従って知的財産にかけたコスト額で評価する場合は、数年前の費用の移動平均でとるなど工夫が必要かと思います。累積ではなく移動平均で取ることで、投資や収益とも軸を合わせつつ、また推移をみていけば改善しているのかどうかがわかるようになるのではないでしょうか。
②特許はとっているけど、実は事業と関係ないところでとれているリスク
PPFサイズがある程度大きい場合は、その全てが事業と関係なく、かつその状態で競争優位が維持できるのかを考えると可能性は低いので、この問題は起きにくいと考えます。

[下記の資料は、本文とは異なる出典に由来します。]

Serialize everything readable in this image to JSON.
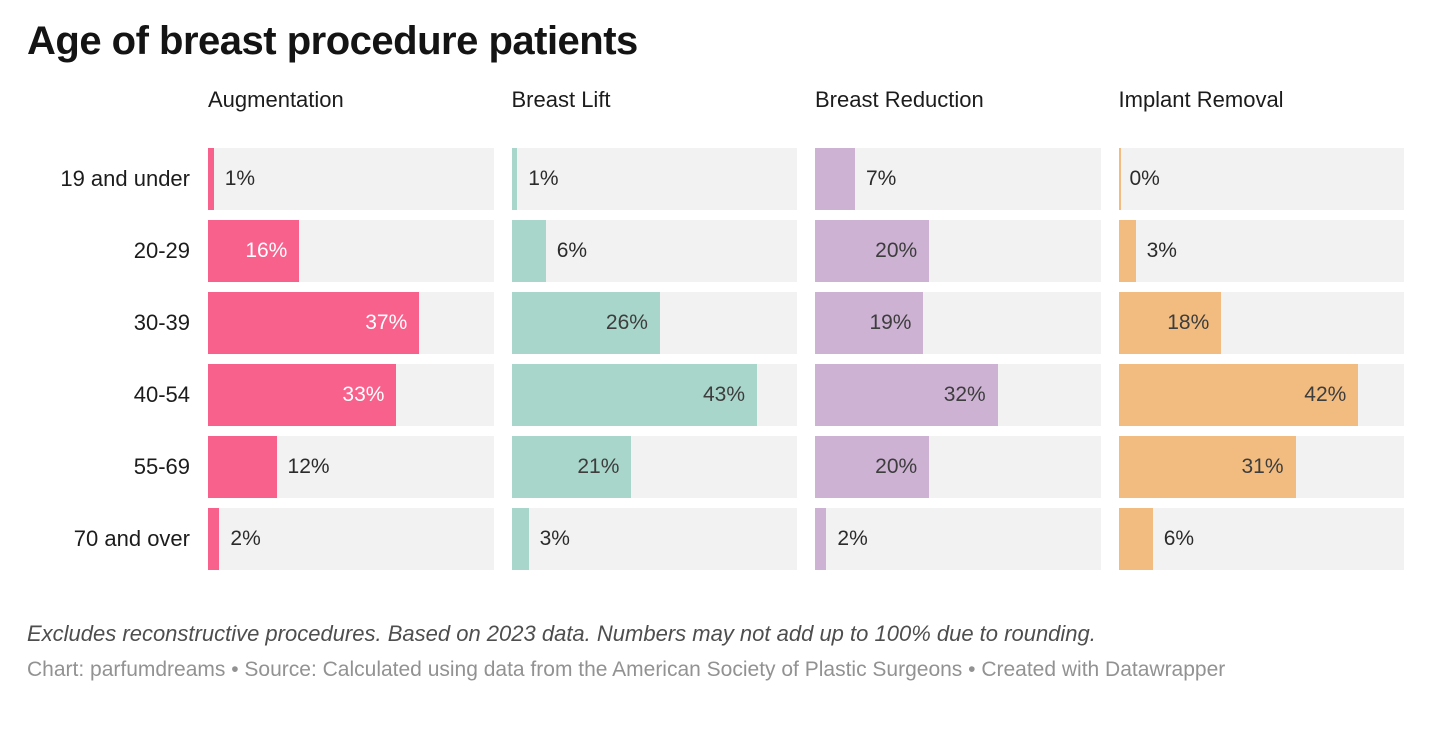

ただそのリスクを排除しておくために、統計的なKPIだけでなく少しミクロな視点、定性的な視点で、個々の特許と事業収益性の因果関係も説明しておく方が良いと考えます。
なおこれはPPFサイズが小さい場合の対処方法にもなります。別の機会に記載したいと思います。

【現在の知財価値評価について】
コストアプローチ以外には、将来産み出す収益から逆算するDCF法や、ライセンス収益から評価する方法などありますが、いずれも主観的な側面が含まれるため、投資家目線では納得感がないものと考えています。
ライセンス収益は実績に基づくためある程度蓋然性は高い側面ありますが、ライセンス料率が相対で決まったり、そもそもライセンス料を払う会社と払わない会社があったりで、状況によって大きく変動する性質もあります。